Raven turned away from the old man and began following the river back to the village. The old man said nothing, and Raven did not look back to see whether he followed.
When they came to the first lodge, Raven turned and was surprised to see the old man close behind him. Raven had not slowed his pace, had not worried whether Dyenen could keep up with him.
“I will give back the carvings,” Dyenen said and held his hands out for the lynx skin bag.
“A trade is a trade,” Raven answered. “I said I would give you the carvings, and I will, but I expect something more for what I have given.”
“I have nothing more.”
“You are shaman of this whole village. Do not tell me you have no power.”
“What is more powerful than the earth?” Dyenen asked. “What is more powerful than the plants that grow from the earth?”
Raven bent over, picked a brown shoot of joint grass just pushing up from the spongy soil. “You would tell me that this is more powerful than the wolverine, than the bear or wolf?”

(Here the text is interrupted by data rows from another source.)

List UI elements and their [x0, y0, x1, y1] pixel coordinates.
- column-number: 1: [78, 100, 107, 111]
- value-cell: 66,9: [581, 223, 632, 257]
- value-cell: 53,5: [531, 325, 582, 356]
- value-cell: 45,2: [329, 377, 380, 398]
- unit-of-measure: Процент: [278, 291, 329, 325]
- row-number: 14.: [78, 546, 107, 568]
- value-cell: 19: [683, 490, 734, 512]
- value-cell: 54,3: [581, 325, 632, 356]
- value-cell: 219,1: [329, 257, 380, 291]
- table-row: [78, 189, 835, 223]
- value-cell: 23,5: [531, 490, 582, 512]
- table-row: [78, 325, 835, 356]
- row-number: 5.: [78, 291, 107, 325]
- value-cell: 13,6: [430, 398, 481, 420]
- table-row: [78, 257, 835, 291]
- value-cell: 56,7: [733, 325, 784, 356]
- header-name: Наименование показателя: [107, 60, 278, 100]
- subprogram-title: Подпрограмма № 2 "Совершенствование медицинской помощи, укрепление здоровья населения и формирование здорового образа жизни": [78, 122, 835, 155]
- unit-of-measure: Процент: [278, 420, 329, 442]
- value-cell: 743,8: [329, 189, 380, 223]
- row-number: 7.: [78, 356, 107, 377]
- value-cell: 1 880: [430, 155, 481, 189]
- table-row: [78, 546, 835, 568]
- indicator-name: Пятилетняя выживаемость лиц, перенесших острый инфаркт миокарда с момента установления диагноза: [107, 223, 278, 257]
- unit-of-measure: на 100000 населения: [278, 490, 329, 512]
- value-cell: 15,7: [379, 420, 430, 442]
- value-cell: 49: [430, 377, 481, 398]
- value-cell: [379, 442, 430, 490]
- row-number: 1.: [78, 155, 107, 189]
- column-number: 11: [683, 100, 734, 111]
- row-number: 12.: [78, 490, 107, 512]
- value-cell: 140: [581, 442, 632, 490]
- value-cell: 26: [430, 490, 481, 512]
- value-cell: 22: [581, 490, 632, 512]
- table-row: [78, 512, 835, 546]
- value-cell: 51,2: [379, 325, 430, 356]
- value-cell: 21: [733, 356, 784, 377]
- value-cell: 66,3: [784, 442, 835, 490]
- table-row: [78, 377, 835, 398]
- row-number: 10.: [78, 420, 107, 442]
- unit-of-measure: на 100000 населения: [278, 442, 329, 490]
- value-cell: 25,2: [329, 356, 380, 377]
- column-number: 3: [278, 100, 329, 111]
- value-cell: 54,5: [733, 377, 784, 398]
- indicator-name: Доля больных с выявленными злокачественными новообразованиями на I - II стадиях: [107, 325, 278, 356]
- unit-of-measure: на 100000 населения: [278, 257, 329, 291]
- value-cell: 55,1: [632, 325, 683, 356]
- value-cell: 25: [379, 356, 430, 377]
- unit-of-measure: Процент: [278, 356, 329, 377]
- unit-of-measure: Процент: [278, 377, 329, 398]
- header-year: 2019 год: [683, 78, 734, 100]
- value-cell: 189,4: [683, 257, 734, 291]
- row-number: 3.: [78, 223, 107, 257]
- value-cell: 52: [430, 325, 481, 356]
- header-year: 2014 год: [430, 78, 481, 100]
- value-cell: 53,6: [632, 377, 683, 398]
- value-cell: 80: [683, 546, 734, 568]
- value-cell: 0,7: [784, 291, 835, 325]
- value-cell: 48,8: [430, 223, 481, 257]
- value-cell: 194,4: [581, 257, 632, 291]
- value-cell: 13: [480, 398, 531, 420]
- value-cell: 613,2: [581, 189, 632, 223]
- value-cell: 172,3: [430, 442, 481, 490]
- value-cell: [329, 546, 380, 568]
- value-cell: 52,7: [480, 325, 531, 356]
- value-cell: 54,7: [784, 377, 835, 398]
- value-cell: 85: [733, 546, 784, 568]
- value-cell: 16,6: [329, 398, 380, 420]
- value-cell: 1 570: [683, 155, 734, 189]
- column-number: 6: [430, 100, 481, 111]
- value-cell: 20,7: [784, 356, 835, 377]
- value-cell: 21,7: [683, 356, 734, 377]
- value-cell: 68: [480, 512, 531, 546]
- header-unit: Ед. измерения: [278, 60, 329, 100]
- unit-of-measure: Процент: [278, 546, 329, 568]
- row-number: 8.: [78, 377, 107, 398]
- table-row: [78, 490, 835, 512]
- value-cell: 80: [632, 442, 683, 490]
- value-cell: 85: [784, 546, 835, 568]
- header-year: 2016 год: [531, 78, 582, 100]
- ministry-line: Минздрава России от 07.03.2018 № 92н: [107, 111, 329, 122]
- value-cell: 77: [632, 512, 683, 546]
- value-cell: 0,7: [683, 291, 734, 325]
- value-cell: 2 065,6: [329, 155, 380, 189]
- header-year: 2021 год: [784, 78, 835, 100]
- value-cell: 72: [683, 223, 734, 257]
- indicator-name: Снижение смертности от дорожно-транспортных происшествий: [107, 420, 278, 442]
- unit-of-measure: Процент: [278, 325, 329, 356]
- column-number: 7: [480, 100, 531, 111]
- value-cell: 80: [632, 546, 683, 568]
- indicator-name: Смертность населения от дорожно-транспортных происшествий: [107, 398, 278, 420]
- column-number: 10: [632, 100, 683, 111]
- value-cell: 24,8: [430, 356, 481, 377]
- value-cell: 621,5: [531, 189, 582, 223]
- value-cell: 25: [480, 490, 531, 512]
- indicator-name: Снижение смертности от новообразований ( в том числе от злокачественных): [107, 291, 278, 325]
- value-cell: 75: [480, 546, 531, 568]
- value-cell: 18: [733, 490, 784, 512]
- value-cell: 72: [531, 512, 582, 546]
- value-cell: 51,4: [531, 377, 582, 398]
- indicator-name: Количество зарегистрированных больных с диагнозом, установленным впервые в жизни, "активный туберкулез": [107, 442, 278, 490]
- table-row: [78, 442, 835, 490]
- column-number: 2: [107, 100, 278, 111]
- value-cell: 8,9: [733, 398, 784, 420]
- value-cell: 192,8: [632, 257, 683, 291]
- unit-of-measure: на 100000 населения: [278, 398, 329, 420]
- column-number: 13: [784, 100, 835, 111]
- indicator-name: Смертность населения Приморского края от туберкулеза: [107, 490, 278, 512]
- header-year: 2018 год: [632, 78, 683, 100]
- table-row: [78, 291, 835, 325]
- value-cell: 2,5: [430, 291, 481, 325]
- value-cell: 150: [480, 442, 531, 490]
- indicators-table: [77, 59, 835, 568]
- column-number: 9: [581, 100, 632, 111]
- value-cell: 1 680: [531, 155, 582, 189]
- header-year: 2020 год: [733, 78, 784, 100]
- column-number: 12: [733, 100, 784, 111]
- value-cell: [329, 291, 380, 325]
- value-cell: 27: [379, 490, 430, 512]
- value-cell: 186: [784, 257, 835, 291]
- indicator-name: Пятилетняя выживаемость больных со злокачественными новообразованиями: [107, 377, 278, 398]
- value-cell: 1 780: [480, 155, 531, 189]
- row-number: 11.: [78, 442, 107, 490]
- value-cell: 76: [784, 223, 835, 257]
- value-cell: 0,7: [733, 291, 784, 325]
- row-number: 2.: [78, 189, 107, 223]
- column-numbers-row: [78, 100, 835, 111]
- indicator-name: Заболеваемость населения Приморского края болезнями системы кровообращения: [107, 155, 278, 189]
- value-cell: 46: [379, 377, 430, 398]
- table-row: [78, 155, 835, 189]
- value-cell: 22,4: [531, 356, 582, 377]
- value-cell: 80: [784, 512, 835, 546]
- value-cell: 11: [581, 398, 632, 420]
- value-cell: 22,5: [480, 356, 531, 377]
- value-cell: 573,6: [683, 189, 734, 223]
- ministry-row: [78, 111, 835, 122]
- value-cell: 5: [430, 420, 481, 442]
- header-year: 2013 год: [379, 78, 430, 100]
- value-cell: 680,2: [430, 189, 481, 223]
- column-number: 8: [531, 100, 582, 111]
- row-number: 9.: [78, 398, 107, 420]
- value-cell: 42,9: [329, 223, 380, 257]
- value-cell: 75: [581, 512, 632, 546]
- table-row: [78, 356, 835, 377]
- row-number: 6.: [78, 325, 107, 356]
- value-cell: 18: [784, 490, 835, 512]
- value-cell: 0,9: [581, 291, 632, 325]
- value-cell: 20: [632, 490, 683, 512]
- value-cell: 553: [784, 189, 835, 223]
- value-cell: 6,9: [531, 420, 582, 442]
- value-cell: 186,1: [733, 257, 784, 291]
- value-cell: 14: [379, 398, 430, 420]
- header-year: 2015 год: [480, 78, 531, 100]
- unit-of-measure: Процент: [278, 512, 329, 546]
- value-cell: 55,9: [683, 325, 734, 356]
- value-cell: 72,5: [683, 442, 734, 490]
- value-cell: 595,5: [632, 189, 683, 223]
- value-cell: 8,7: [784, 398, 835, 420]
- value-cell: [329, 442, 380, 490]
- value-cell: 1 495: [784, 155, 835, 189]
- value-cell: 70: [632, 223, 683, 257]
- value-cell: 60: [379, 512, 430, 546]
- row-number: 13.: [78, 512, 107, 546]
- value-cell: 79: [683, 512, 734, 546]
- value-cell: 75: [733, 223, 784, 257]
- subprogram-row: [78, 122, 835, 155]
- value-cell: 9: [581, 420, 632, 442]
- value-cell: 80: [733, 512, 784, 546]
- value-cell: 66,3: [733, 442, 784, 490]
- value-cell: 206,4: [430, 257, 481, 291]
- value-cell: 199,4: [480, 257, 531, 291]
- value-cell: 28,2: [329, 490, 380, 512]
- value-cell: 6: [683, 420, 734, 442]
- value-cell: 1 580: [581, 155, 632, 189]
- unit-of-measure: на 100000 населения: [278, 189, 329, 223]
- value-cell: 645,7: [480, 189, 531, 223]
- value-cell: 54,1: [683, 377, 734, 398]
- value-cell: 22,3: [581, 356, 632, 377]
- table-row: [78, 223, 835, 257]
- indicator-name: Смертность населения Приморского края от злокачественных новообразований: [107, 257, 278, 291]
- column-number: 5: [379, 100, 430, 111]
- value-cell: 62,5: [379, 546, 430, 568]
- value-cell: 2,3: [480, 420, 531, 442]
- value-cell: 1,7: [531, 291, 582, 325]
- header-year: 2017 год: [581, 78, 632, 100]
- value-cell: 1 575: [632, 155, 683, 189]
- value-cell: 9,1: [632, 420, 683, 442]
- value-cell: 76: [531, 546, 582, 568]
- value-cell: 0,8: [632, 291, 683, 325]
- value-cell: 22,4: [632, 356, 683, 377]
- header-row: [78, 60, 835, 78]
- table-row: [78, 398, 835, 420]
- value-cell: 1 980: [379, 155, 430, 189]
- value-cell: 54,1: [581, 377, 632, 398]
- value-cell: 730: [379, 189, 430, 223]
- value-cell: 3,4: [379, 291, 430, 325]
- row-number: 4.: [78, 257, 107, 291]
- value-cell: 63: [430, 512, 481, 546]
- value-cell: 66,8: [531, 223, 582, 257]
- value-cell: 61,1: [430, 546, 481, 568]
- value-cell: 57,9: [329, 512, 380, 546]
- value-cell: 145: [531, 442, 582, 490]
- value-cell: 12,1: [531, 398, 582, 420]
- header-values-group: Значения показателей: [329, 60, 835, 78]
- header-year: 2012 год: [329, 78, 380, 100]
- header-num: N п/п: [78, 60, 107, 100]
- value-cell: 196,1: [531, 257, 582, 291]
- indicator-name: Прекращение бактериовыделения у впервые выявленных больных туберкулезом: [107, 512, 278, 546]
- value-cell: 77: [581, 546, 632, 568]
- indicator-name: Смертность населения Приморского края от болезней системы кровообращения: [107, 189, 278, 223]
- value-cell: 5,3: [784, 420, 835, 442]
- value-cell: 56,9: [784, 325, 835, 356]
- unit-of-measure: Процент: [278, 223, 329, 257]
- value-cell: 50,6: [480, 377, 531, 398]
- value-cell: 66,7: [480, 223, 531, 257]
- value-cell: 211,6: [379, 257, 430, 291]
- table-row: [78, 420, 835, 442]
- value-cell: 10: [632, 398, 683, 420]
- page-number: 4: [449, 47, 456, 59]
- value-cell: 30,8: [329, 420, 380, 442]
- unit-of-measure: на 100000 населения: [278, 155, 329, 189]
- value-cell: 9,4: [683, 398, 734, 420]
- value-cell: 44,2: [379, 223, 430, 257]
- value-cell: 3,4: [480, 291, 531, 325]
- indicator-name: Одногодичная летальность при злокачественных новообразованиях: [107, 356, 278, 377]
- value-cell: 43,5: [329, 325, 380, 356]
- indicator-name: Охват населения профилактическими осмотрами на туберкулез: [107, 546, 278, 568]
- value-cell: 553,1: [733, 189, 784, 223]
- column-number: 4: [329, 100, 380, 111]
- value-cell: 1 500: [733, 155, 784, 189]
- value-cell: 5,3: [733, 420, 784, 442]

“I would tell you that each power is different,” Dyenen said.
“I am not a fool,” Raven said. “I know there is power in the medicine bag. I will stay and learn the secrets of this power from you. But I also know you have the power of animal calling. I know you have the power of spirit voices. Maybe I was a fool to think you would understand the power of my carvings and accept them in trade for all your knowledge.”

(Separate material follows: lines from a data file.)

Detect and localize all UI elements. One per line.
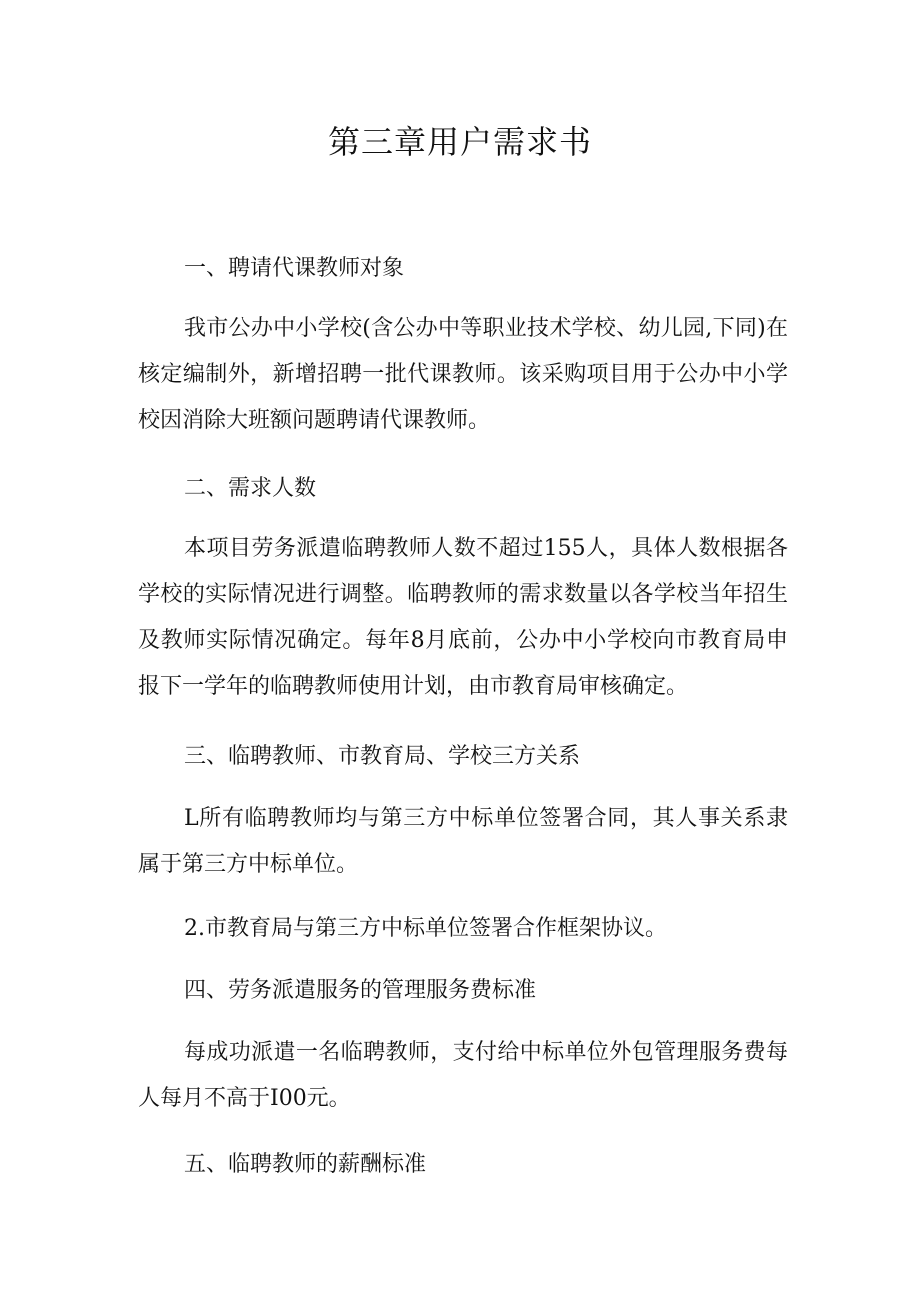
section-2-paragraph-1: 本项目劳务派遣临聘教师人数不超过155人，具体人数根据各学校的实际情况进行调整。临聘教师的需求数量以各学校当年招生及教师实际情况确定。每年8月底前，公办中小学校向市教育局申报下一学年的临聘教师使用计划，由市教育局审核确定。 (138, 536, 788, 699)
section-3-paragraph-1: L所有临聘教师均与第三方中标单位签署合同，其人事关系隶属于第三方中标单位。 (138, 806, 788, 877)
section-4-heading: 四、劳务派遣服务的管理服务费标准 (184, 978, 537, 1003)
document-title: 第三章用户需求书 (327, 123, 592, 161)
section-5-heading: 五、临聘教师的薪酬标准 (184, 1152, 427, 1177)
section-1-heading: 一、聘请代课教师对象 (184, 256, 405, 281)
section-2-heading: 二、需求人数 (184, 476, 317, 501)
section-3-heading: 三、临聘教师、市教育局、学校三方关系 (184, 744, 581, 769)
section-1-paragraph-1: 我市公办中小学校(含公办中等职业技术学校、幼儿园,下同)在核定编制外，新增招聘一批代课教师。该采购项目用于公办中小学校因消除大班额问题聘请代课教师。 (138, 316, 788, 433)
section-3-paragraph-2: 2.市教育局与第三方中标单位签署合作框架协议。 (184, 916, 667, 941)
section-4-paragraph-1: 每成功派遣一名临聘教师，支付给中标单位外包管理服务费每人每月不高于I00元。 (138, 1040, 788, 1111)
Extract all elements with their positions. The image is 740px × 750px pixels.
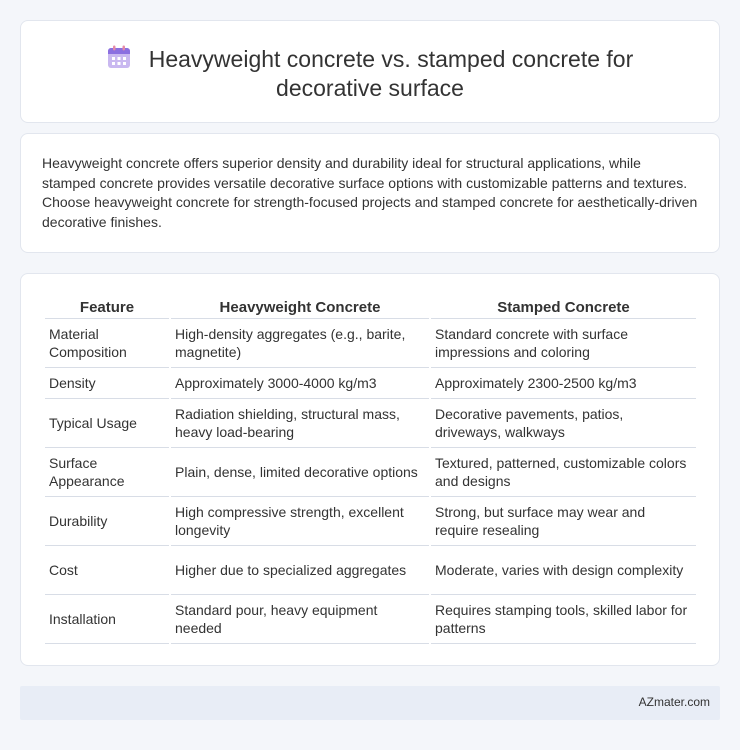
heavyweight-cell: Higher due to specialized aggregates	[171, 546, 429, 595]
feature-cell: Surface Appearance	[45, 448, 169, 497]
table-row	[45, 595, 696, 644]
intro-text: Heavyweight concrete offers superior density and durability ideal for structural applications, while stamped concrete provides versatile decorative surface options with customizable patterns and textures. Choose heavyweight concrete for strength-focused projects and stamped concrete for aesthetically-driven decorative finishes.	[42, 155, 698, 230]
heavyweight-cell: Radiation shielding, structural mass, heavy load-bearing	[171, 399, 429, 448]
feature-cell: Density	[45, 368, 169, 399]
intro-card	[20, 133, 720, 253]
comparison-card	[20, 273, 720, 666]
feature-cell: Typical Usage	[45, 399, 169, 448]
feature-cell: Installation	[45, 595, 169, 644]
heavyweight-cell: High-density aggregates (e.g., barite, magnetite)	[171, 319, 429, 368]
table-row	[45, 546, 696, 595]
table-row	[45, 399, 696, 448]
stamped-cell: Requires stamping tools, skilled labor for patterns	[431, 595, 696, 644]
header-feature: Feature	[45, 297, 169, 319]
header-heavyweight: Heavyweight Concrete	[171, 297, 429, 319]
footer-brand: AZmater.com	[638, 695, 710, 709]
stamped-cell: Decorative pavements, patios, driveways, walkways	[431, 399, 696, 448]
title-card	[20, 20, 720, 123]
table-row	[45, 497, 696, 546]
title-line-1: Heavyweight concrete vs. stamped concrete for	[148, 46, 634, 72]
heavyweight-cell: Plain, dense, limited decorative options	[171, 448, 429, 497]
stamped-cell: Moderate, varies with design complexity	[431, 546, 696, 595]
page-title	[21, 45, 719, 103]
heavyweight-cell: Approximately 3000-4000 kg/m3	[171, 368, 429, 399]
calendar-icon	[107, 45, 131, 69]
table-row	[45, 319, 696, 368]
feature-cell: Material Composition	[45, 319, 169, 368]
heavyweight-cell: High compressive strength, excellent longevity	[171, 497, 429, 546]
table-row	[45, 368, 696, 399]
title-line-2: decorative surface	[276, 75, 464, 101]
feature-cell: Durability	[45, 497, 169, 546]
stamped-cell: Approximately 2300-2500 kg/m3	[431, 368, 696, 399]
footer-bar	[20, 686, 720, 720]
stamped-cell: Strong, but surface may wear and require resealing	[431, 497, 696, 546]
header-stamped: Stamped Concrete	[431, 297, 696, 319]
table-header-row	[45, 297, 696, 319]
heavyweight-cell: Standard pour, heavy equipment needed	[171, 595, 429, 644]
comparison-table	[43, 297, 698, 644]
stamped-cell: Standard concrete with surface impressions and coloring	[431, 319, 696, 368]
stamped-cell: Textured, patterned, customizable colors and designs	[431, 448, 696, 497]
feature-cell: Cost	[45, 546, 169, 595]
table-row	[45, 448, 696, 497]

“I have given you the most powerful knowledge I have,” Dyenen said.
Raven clenched his teeth, felt them move in their sockets. “The voices, the animal calling, those things I want. What do you want? What in trade can I bring for those powers?”

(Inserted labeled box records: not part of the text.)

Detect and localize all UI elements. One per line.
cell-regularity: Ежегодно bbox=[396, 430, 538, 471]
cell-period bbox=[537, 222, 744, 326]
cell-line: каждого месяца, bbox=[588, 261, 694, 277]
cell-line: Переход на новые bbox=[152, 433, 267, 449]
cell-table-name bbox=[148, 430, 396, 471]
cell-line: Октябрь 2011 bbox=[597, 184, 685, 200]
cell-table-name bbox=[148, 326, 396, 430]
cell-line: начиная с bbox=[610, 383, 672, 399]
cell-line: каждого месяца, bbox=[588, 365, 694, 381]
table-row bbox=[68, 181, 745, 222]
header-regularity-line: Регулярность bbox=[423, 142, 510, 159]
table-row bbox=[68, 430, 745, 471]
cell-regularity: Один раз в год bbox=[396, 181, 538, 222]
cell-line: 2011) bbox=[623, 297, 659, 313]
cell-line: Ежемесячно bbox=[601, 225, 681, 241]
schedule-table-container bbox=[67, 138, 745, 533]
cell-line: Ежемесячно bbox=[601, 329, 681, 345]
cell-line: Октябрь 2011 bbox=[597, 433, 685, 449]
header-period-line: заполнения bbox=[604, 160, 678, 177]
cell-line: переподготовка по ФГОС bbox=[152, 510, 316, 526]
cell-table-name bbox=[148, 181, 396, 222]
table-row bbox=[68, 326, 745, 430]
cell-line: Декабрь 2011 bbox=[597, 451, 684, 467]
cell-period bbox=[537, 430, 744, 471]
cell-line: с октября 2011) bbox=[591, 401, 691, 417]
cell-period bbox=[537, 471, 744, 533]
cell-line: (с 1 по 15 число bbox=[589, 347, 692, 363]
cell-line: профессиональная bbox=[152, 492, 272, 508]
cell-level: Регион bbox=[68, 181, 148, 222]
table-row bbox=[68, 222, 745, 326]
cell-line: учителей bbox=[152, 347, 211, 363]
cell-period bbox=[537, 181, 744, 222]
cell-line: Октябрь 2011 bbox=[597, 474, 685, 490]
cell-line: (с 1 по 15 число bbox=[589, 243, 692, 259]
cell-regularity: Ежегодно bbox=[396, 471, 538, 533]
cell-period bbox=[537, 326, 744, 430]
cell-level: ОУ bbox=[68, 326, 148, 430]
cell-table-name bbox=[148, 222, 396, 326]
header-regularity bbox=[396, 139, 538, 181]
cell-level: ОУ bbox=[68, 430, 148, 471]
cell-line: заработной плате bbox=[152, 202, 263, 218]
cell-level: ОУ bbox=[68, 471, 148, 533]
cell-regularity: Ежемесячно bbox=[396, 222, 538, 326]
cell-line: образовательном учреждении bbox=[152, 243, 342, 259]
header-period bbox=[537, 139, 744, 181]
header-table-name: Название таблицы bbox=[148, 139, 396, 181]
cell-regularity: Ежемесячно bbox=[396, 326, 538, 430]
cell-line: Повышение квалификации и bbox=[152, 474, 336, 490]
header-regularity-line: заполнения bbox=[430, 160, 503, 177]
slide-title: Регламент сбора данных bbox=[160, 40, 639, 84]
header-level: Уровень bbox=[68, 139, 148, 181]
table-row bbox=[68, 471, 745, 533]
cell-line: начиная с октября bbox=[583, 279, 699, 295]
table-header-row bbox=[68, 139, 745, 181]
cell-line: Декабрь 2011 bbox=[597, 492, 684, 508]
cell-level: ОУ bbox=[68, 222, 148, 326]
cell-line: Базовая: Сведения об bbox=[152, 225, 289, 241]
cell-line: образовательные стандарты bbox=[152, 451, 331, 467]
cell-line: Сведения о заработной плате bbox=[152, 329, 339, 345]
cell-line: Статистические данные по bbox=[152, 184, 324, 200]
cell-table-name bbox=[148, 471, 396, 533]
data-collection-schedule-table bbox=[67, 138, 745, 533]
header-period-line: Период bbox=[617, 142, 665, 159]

“I have all things I need. There is nothing you can give me.”
“Some men have everything they need,” Raven said, “but no man has everything he wants.” He fixed his eyes on Dyenen’s eyes.
Dyenen turned away. “I am content,” he said.
Then Raven remembered something. Dyenen had no son.
“And you do not wish for a son,” Raven said slowly.
The old man stopped, turned his head to look at Raven. “You think I could not trade for a boy?” Dyenen asked. “You think there are no River fa
milies who would give me their sons?”
“A son of your loins,” Raven said. “A son by your own seed.”
Dyenen laughed. “You cannot give me that.”
“You are right,” Raven said. “No man can offer such a thing, but a woman can be traded—a woman with spirit powers, a woman who has the gift of sons.”
The old man stood still, his chest moving in slow, long breaths. “You know such a woman?” he asked.
“Yes,” Raven said.
The old man raised his eyes to Raven’s eyes. And as though he saw truth there he said, “Tell me about her.”
CHAPTER 49
DYENEN STROKED THE WALRUS CARVING, felt its spirit spread into his hands. At first he had not believed Saghani. Who would? These carvings made by a woman? But there had been only truth in the man’s eyes as he spoke of Kiin, of the twins she had birthed: two sons, healthy and strong. A woman like that, could she not give him sons? He was old, but not too old to have put a daughter into Far Sky’s womb, not too old to enjoy a woman in his bed almost every night.
“If this woman is honored among her own people, she might not want to come to this village,” Dyenen had said.
Raven lifted his hands, spread his fingers. “Her father gave her to a man who is worth little, lazy and a poor hunter.”
“If she has such power, why does she stay with him?”
“He gave much, in furs and weapons, to her father as bride price.”
“And the husband would be willing to trade her? Does he not know the value of her carvings?”
“He fears her carvings. He does not understand them. He has offered her to me before in exchange for trade goods.”
For a long time Dyenen sat and thought. He had much in skins and pelts, land animal furs that would have much value among the Walrus People. Perhaps the woman would be happy at this River village. It was a good village; the women would be kind to her.
“Does she like to carve?” Dyenen asked.